State lawmakers are urging elderly citizens to use life insurance as a way to pay for long-term care, reports The Wall Street Journal.
The strategy aims to provide seniors and their family members with financial resources to pay for immediate care needs through life settlements, a practice in which policyholders sell their life insurance policies at a discount in the secondary market and the buyer takes over premiums and collects the death benefit.
Proposed legislation is pending in at least eight states, including Texas, New York, California, Florida, Kentucky, Louisiana, Maine and New Jersey.
The states hope life settlements will stop seniors from dropping their life-insurance policies in order to qualify for Medicaid. To ward off policy owners from spending down their settlements, the proposed bills require that money go straight into an irrevocable bank account used solely to pay for long-term care.

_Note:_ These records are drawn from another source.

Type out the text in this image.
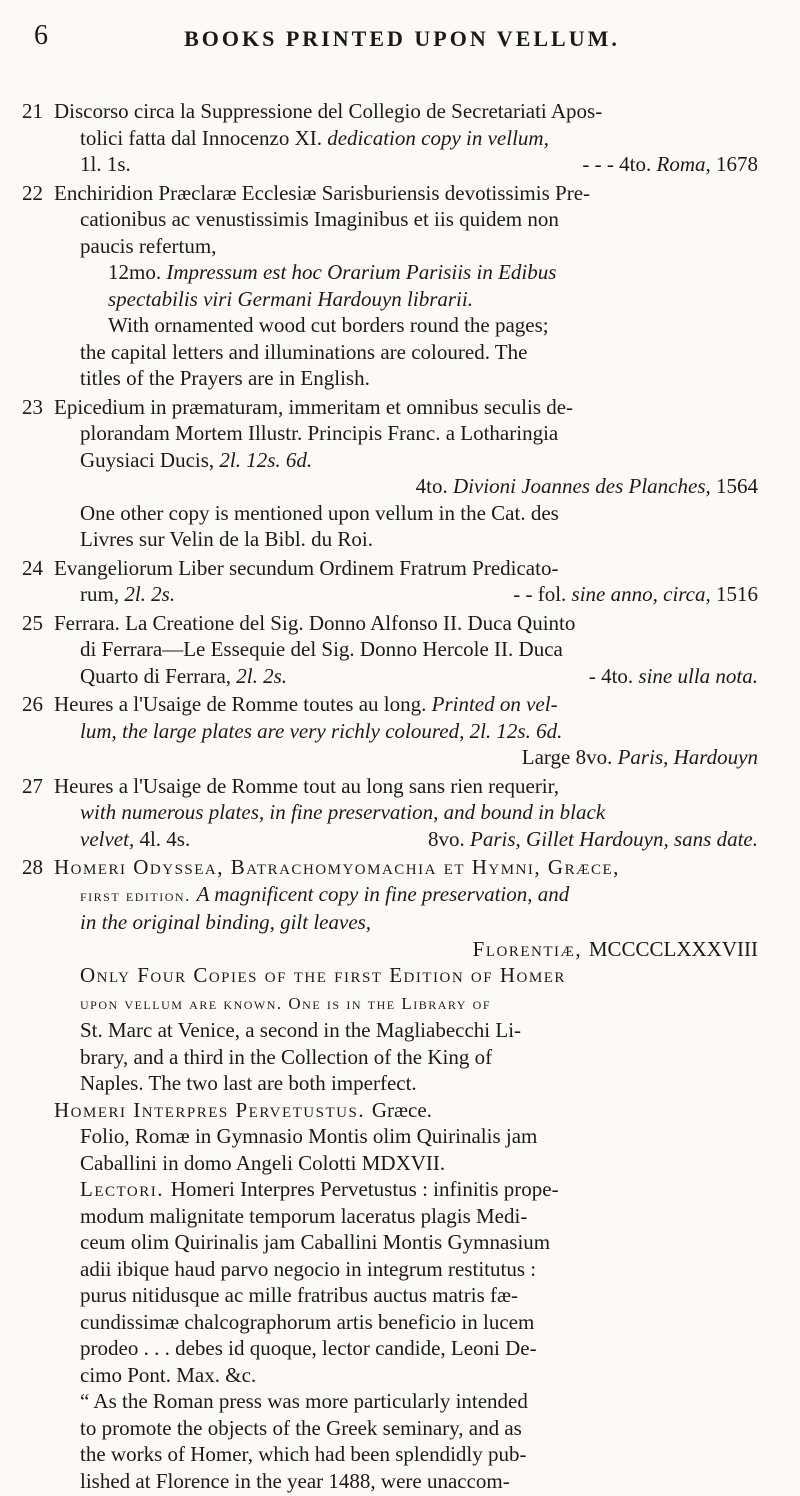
6	BOOKS PRINTED UPON VELLUM.
21 Discorso circa la Suppressione del Collegio de Secretariati Apos-

tolici fatta dal Innocenzo XI. dedication copy in vellum,

1l. 1s.	- - - 4to. Roma, 1678

22 Enchiridion Præclaræ Ecclesiæ Sarisburiensis devotissimis Pre-

cationibus ac venustissimis Imaginibus et iis quidem non

paucis refertum,

12mo. Impressum est hoc Orarium Parisiis in Edibus

spectabilis viri Germani Hardouyn librarii.

With ornamented wood cut borders round the pages;

the capital letters and illuminations are coloured. The

titles of the Prayers are in English.

23 Epicedium in præmaturam, immeritam et omnibus seculis de-

plorandam Mortem Illustr. Principis Franc. a Lotharingia

Guysiaci Ducis, 2l. 12s. 6d.

4to. Divioni Joannes des Planches, 1564

One other copy is mentioned upon vellum in the Cat. des

Livres sur Velin de la Bibl. du Roi.

24 Evangeliorum Liber secundum Ordinem Fratrum Predicato-

rum, 2l. 2s.	- - fol. sine anno, circa, 1516

25 Ferrara. La Creatione del Sig. Donno Alfonso II. Duca Quinto

di Ferrara—Le Essequie del Sig. Donno Hercole II. Duca

Quarto di Ferrara, 2l. 2s.	- 4to. sine ulla nota.

26 Heures a l'Usaige de Romme toutes au long. Printed on vel-

lum, the large plates are very richly coloured, 2l. 12s. 6d.

Large 8vo. Paris, Hardouyn

27 Heures a l'Usaige de Romme tout au long sans rien requerir,

with numerous plates, in fine preservation, and bound in black

velvet, 4l. 4s.	8vo. Paris, Gillet Hardouyn, sans date.

28 Homeri Odyssea, Batrachomyomachia et Hymni, Græce,

first edition. A magnificent copy in fine preservation, and

in the original binding, gilt leaves,

Florentiæ, MCCCCLXXXVIII

Only Four Copies of the first Edition of Homer

upon vellum are known. One is in the Library of

St. Marc at Venice, a second in the Magliabecchi Li-

brary, and a third in the Collection of the King of

Naples. The two last are both imperfect.

Homeri Interpres Pervetustus. Græce.

Folio, Romæ in Gymnasio Montis olim Quirinalis jam

Caballini in domo Angeli Colotti MDXVII.

Lectori. Homeri Interpres Pervetustus : infinitis prope-

modum malignitate temporum laceratus plagis Medi-

ceum olim Quirinalis jam Caballini Montis Gymnasium

adii ibique haud parvo negocio in integrum restitutus :

purus nitidusque ac mille fratribus auctus matris fæ-

cundissimæ chalcographorum artis beneficio in lucem

prodeo . . . debes id quoque, lector candide, Leoni De-

cimo Pont. Max. &c.

“ As the Roman press was more particularly intended

to promote the objects of the Greek seminary, and as

the works of Homer, which had been splendidly pub-

lished at Florence in the year 1488, were unaccom-
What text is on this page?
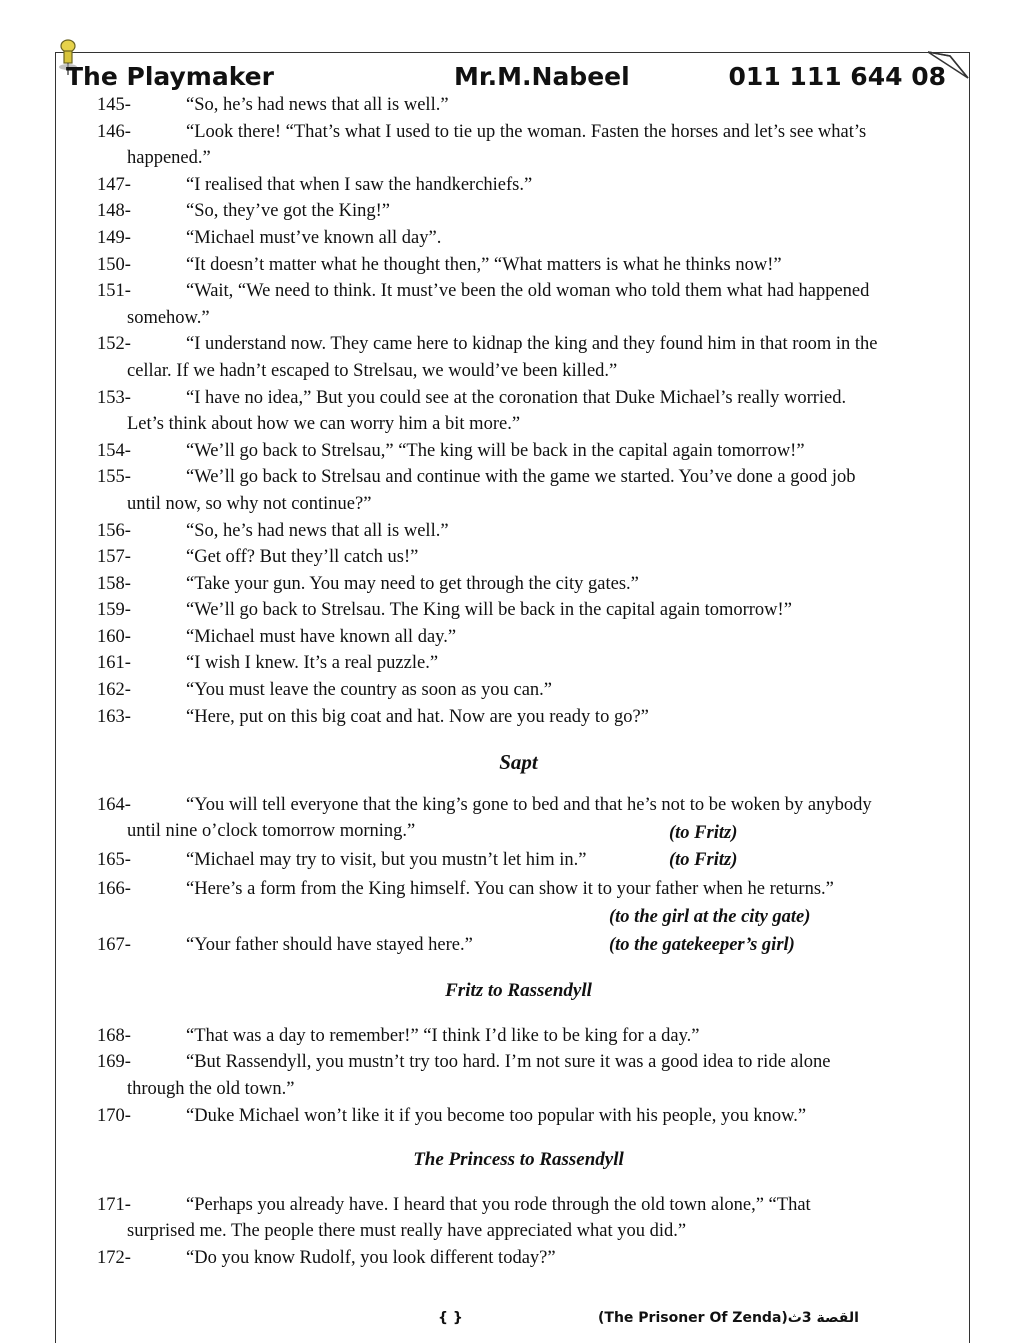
The Playmaker	Mr.M.Nabeel	011 111 644 08
145-	“So, he’s had news that all is well.”
146-	“Look there! “That’s what I used to tie up the woman. Fasten the horses and let’s see what’s
happened.”
147-	“I realised that when I saw the handkerchiefs.”
148-	“So, they’ve got the King!”
149-	“Michael must’ve known all day”.
150-	“It doesn’t matter what he thought then,” “What matters is what he thinks now!”
151-	“Wait, “We need to think. It must’ve been the old woman who told them what had happened
somehow.”
152-	“I understand now. They came here to kidnap the king and they found him in that room in the
cellar. If we hadn’t escaped to Strelsau, we would’ve been killed.”
153-	“I have no idea,” But you could see at the coronation that Duke Michael’s really worried.
Let’s think about how we can worry him a bit more.”
154-	“We’ll go back to Strelsau,” “The king will be back in the capital again tomorrow!”
155-	“We’ll go back to Strelsau and continue with the game we started. You’ve done a good job
until now, so why not continue?”
156-	“So, he’s had news that all is well.”
157-	“Get off? But they’ll catch us!”
158-	“Take your gun. You may need to get through the city gates.”
159-	“We’ll go back to Strelsau. The King will be back in the capital again tomorrow!”
160-	“Michael must have known all day.”
161-	“I wish I knew. It’s a real puzzle.”
162-	“You must leave the country as soon as you can.”
163-	“Here, put on this big coat and hat. Now are you ready to go?”
Sapt
164-	“You will tell everyone that the king’s gone to bed and that he’s not to be woken by anybody
until nine o’clock tomorrow morning.”	(to Fritz)
165-	“Michael may try to visit, but you mustn’t let him in.”	(to Fritz)
166-	“Here’s a form from the King himself. You can show it to your father when he returns.”
(to the girl at the city gate)
167-	“Your father should have stayed here.”	(to the gatekeeper’s girl)
Fritz to Rassendyll
168-	“That was a day to remember!” “I think I’d like to be king for a day.”
169-	“But Rassendyll, you mustn’t try too hard. I’m not sure it was a good idea to ride alone
through the old town.”
170-	“Duke Michael won’t like it if you become too popular with his people, you know.”
The Princess to Rassendyll
171-	“Perhaps you already have. I heard that you rode through the old town alone,” “That
surprised me. The people there must really have appreciated what you did.”
172-	“Do you know Rudolf, you look different today?”
{ }	(The Prisoner Of Zenda)القصة 3ث
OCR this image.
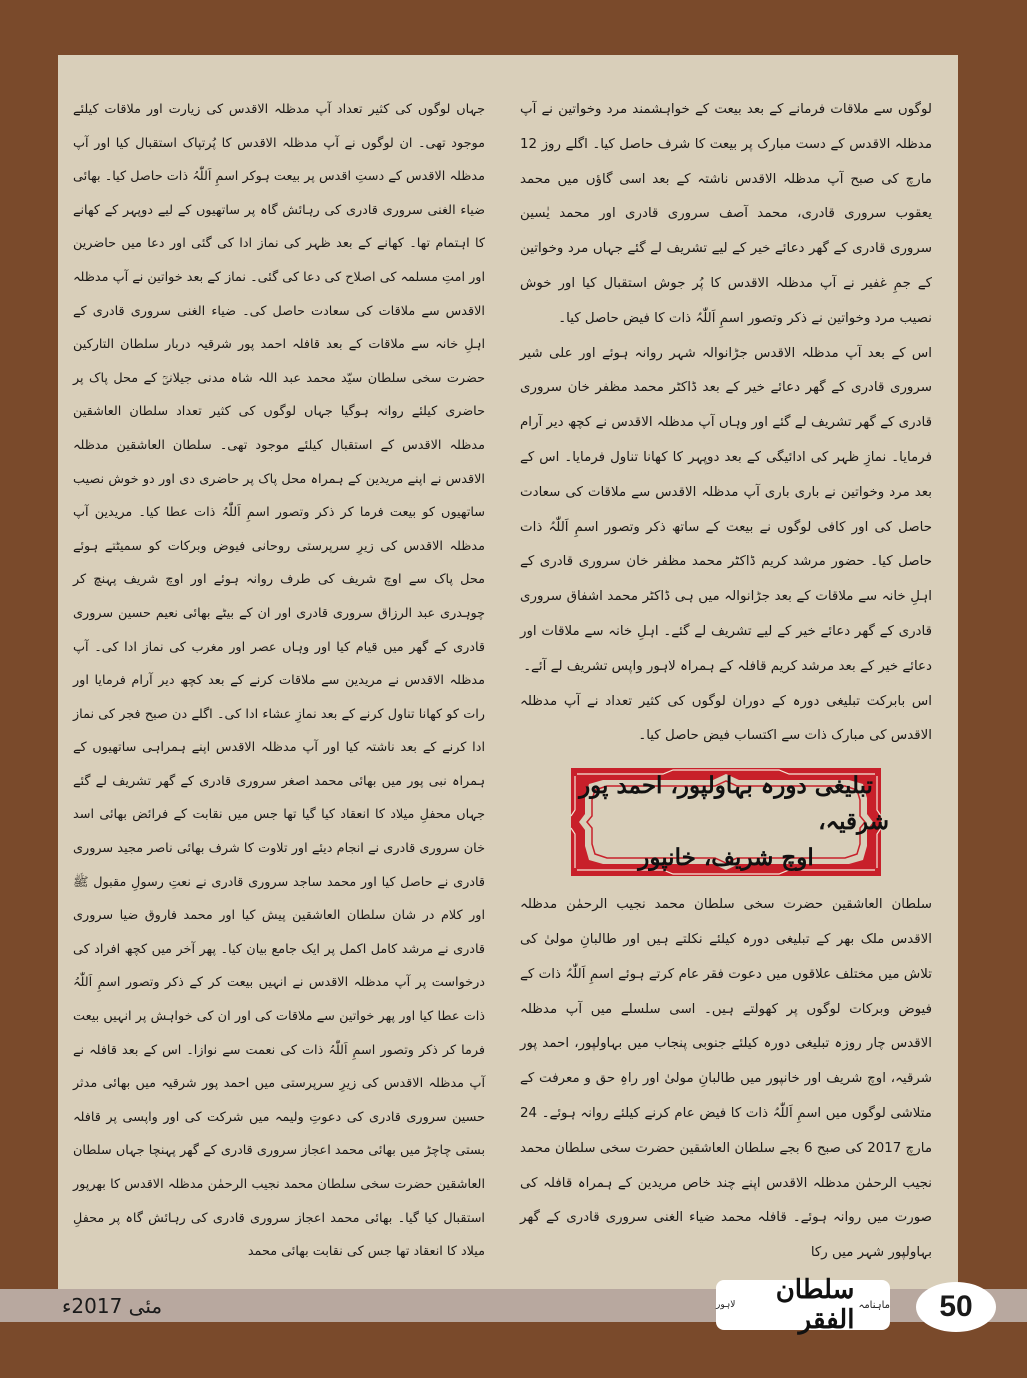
لوگوں سے ملاقات فرمانے کے بعد بیعت کے خواہشمند مرد وخواتین نے آپ مدظلہ الاقدس کے دست مبارک پر بیعت کا شرف حاصل کیا۔ اگلے روز 12 مارچ کی صبح آپ مدظلہ الاقدس ناشتہ کے بعد اسی گاؤں میں محمد یعقوب سروری قادری، محمد آصف سروری قادری اور محمد یٰسین سروری قادری کے گھر دعائے خیر کے لیے تشریف لے گئے جہاں مرد وخواتین کے جمِ غفیر نے آپ مدظلہ الاقدس کا پُر جوش استقبال کیا اور خوش نصیب مرد وخواتین نے ذکر وتصور اسمِ اَللّٰہُ ذات کا فیض حاصل کیا۔

اس کے بعد آپ مدظلہ الاقدس جڑانوالہ شہر روانہ ہوئے اور علی شیر سروری قادری کے گھر دعائے خیر کے بعد ڈاکٹر محمد مظفر خان سروری قادری کے گھر تشریف لے گئے اور وہاں آپ مدظلہ الاقدس نے کچھ دیر آرام فرمایا۔ نمازِ ظہر کی ادائیگی کے بعد دوپہر کا کھانا تناول فرمایا۔ اس کے بعد مرد وخواتین نے باری باری آپ مدظلہ الاقدس سے ملاقات کی سعادت حاصل کی اور کافی لوگوں نے بیعت کے ساتھ ذکر وتصور اسمِ اَللّٰہُ ذات حاصل کیا۔ حضور مرشد کریم ڈاکٹر محمد مظفر خان سروری قادری کے اہلِ خانہ سے ملاقات کے بعد جڑانوالہ میں ہی ڈاکٹر محمد اشفاق سروری قادری کے گھر دعائے خیر کے لیے تشریف لے گئے۔ اہلِ خانہ سے ملاقات اور دعائے خیر کے بعد مرشد کریم قافلہ کے ہمراہ لاہور واپس تشریف لے آئے۔

اس بابرکت تبلیغی دورہ کے دوران لوگوں کی کثیر تعداد نے آپ مدظلہ الاقدس کی مبارک ذات سے اکتساب فیض حاصل کیا۔

تبلیغی دورہ بہاولپور، احمد پور شرقیہ،
اوچ شریف، خانپور

سلطان العاشقین حضرت سخی سلطان محمد نجیب الرحمٰن مدظلہ الاقدس ملک بھر کے تبلیغی دورہ کیلئے نکلتے ہیں اور طالبانِ مولیٰ کی تلاش میں مختلف علاقوں میں دعوت فقر عام کرتے ہوئے اسمِ اَللّٰہُ ذات کے فیوض وبرکات لوگوں پر کھولتے ہیں۔ اسی سلسلے میں آپ مدظلہ الاقدس چار روزہ تبلیغی دورہ کیلئے جنوبی پنجاب میں بہاولپور، احمد پور شرقیہ، اوچ شریف اور خانپور میں طالبانِ مولیٰ اور راہِ حق و معرفت کے متلاشی لوگوں میں اسمِ اَللّٰہُ ذات کا فیض عام کرنے کیلئے روانہ ہوئے۔ 24 مارچ 2017 کی صبح 6 بجے سلطان العاشقین حضرت سخی سلطان محمد نجیب الرحمٰن مدظلہ الاقدس اپنے چند خاص مریدین کے ہمراہ قافلہ کی صورت میں روانہ ہوئے۔ قافلہ محمد ضیاء الغنی سروری قادری کے گھر بہاولپور شہر میں رکا

جہاں لوگوں کی کثیر تعداد آپ مدظلہ الاقدس کی زیارت اور ملاقات کیلئے موجود تھی۔ ان لوگوں نے آپ مدظلہ الاقدس کا پُرتپاک استقبال کیا اور آپ مدظلہ الاقدس کے دستِ اقدس پر بیعت ہوکر اسمِ اَللّٰہُ ذات حاصل کیا۔ بھائی ضیاء الغنی سروری قادری کی رہائش گاہ پر ساتھیوں کے لیے دوپہر کے کھانے کا اہتمام تھا۔ کھانے کے بعد ظہر کی نماز ادا کی گئی اور دعا میں حاضرین اور امتِ مسلمہ کی اصلاح کی دعا کی گئی۔ نماز کے بعد خواتین نے آپ مدظلہ الاقدس سے ملاقات کی سعادت حاصل کی۔ ضیاء الغنی سروری قادری کے اہلِ خانہ سے ملاقات کے بعد قافلہ احمد پور شرقیہ دربار سلطان التارکین حضرت سخی سلطان سیّد محمد عبد اللہ شاہ مدنی جیلانیؒ کے محل پاک پر حاضری کیلئے روانہ ہوگیا جہاں لوگوں کی کثیر تعداد سلطان العاشقین مدظلہ الاقدس کے استقبال کیلئے موجود تھی۔ سلطان العاشقین مدظلہ الاقدس نے اپنے مریدین کے ہمراہ محل پاک پر حاضری دی اور دو خوش نصیب ساتھیوں کو بیعت فرما کر ذکر وتصور اسمِ اَللّٰہُ ذات عطا کیا۔ مریدین آپ مدظلہ الاقدس کی زیرِ سرپرستی روحانی فیوض وبرکات کو سمیٹتے ہوئے محل پاک سے اوچ شریف کی طرف روانہ ہوئے اور اوچ شریف پہنچ کر چوہدری عبد الرزاق سروری قادری اور ان کے بیٹے بھائی نعیم حسین سروری قادری کے گھر میں قیام کیا اور وہاں عصر اور مغرب کی نماز ادا کی۔ آپ مدظلہ الاقدس نے مریدین سے ملاقات کرنے کے بعد کچھ دیر آرام فرمایا اور رات کو کھانا تناول کرنے کے بعد نمازِ عشاء ادا کی۔ اگلے دن صبح فجر کی نماز ادا کرنے کے بعد ناشتہ کیا اور آپ مدظلہ الاقدس اپنے ہمراہی ساتھیوں کے ہمراہ نبی پور میں بھائی محمد اصغر سروری قادری کے گھر تشریف لے گئے جہاں محفلِ میلاد کا انعقاد کیا گیا تھا جس میں نقابت کے فرائض بھائی اسد خان سروری قادری نے انجام دیئے اور تلاوت کا شرف بھائی ناصر مجید سروری قادری نے حاصل کیا اور محمد ساجد سروری قادری نے نعتِ رسولِ مقبول ﷺ اور کلام در شان سلطان العاشقین پیش کیا اور محمد فاروق ضیا سروری قادری نے مرشد کامل اکمل پر ایک جامع بیان کیا۔ پھر آخر میں کچھ افراد کی درخواست پر آپ مدظلہ الاقدس نے انہیں بیعت کر کے ذکر وتصور اسمِ اَللّٰہُ ذات عطا کیا اور پھر خواتین سے ملاقات کی اور ان کی خواہش پر انہیں بیعت فرما کر ذکر وتصور اسمِ اَللّٰہُ ذات کی نعمت سے نوازا۔ اس کے بعد قافلہ نے آپ مدظلہ الاقدس کی زیرِ سرپرستی میں احمد پور شرقیہ میں بھائی مدثر حسین سروری قادری کی دعوتِ ولیمہ میں شرکت کی اور واپسی پر قافلہ بستی چاچڑ میں بھائی محمد اعجاز سروری قادری کے گھر پہنچا جہاں سلطان العاشقین حضرت سخی سلطان محمد نجیب الرحمٰن مدظلہ الاقدس کا بھرپور استقبال کیا گیا۔ بھائی محمد اعجاز سروری قادری کی رہائش گاہ پر محفلِ میلاد کا انعقاد تھا جس کی نقابت بھائی محمد

مئی 2017ء	ماہنامہ
سلطان الفقر
لاہور	50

There is nothing to prevent life-insurance owners from selling their policies to pay for long-term care, but legislators hope the new laws will help to publicize, as well as regulate, the strategy.
A drawback to these settlements, notes WSJ, is that the company buying the policy retains a “sizable chunk” of its value, which can amount to 45% of the policy’s death benefit, depending on a holder’s age and health.
Families find that selling a life-insurance policy can still help them meet immediate care needs for family members, even though they are losing a percentage of the policy upon selling.